#3860

旅の途中


web制作 独り言


昨日があるから、今日もなんとかやっていこうと思えるのだと思う。
今日からいきなりまっさらだったら誰だってきっと立ち尽くしてしまう。
だから最初の一歩を踏み出すのは勇気が要る。
2004年当時の自分は、そんなこと知る由もなかっただろう。
何も分からないままいつの間にか始められた事は、もしかすると幸運だったのかもしれない。

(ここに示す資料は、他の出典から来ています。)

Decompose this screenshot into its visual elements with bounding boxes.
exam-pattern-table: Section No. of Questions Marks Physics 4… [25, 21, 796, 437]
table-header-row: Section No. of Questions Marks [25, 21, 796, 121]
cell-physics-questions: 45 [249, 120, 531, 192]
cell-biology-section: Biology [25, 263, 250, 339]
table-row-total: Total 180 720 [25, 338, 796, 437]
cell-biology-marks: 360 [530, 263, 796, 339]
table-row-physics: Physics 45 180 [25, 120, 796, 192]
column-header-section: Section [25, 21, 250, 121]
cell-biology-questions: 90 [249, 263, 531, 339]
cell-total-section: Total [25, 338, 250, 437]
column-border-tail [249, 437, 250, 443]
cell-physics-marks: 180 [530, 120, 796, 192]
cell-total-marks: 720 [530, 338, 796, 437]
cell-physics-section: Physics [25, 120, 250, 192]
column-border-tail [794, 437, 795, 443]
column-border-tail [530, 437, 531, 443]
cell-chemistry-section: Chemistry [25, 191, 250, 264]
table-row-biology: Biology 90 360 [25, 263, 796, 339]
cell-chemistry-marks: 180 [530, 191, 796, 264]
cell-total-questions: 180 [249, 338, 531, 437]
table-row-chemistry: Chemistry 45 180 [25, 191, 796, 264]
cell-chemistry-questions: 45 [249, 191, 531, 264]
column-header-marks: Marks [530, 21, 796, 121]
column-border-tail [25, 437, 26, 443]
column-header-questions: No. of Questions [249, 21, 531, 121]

最初の一歩の向く先は、どこまでも終わらない物語だった。
初速が失われて自信が無くなってくると、それは出口のない迷宮のようにも見えた。
迷って迷って行き着く先には何があるのだろうと思った。
いつまでも終わりが見えないと、周りが明るいのか暗いのかも分からなくなって不安になる。
たった一人で、とんでもないところに来てしまったような気がした。
そうだ、今からならまだ間に合うかも知れない。そう思って振り返る。
足跡は数え切れなかった。もう戻ることはできない。前を向いて歩くしかない。
ただ、これまでのあらすじに沿って、もう一歩を踏み出してみることは比較的容易に思えた。
地図のない世界。孤独な世界。想像力が無ければ、色が付くこともなかった。

けれど、僕は心のどこかで、この世界を歩いて行くことを嬉しく思っているのかもしれない。
遙か向こうまで続く足跡の、その先端に立っていることが誇らしいのかもしれない。

十年という区切り目の直前まで来た。
そこには水平線が引いてあるだけで、
次の一歩を踏み出すことそのものはいつもとなんら変わらない。
それは他人から見ればいつも通りの小さな一歩なのかもしれないけれど、
僕にとってはまた少し、勇気の要る一歩だ。

悩み、憤り、恨み、悲しみ、苦しみ……
十年間で書き残してきたもののうち、力を抜いて書いたものはそんな感情ばかりだった。
楽しかったこと、面白かったこと、好きなことを書き残すのには力が要るということを学んだ。
毎日続けることそのものが苦しかった時代もあった。
そんな諸々の時代をすり抜けて、3,652日分のバトンは今、奇跡的に手元にある。

さて、次の十年は一体どんな世界なんだろうか?
身体の中にうごめくさまざまな期待を押さえつけながら、水平線に向かって足を上げてみる。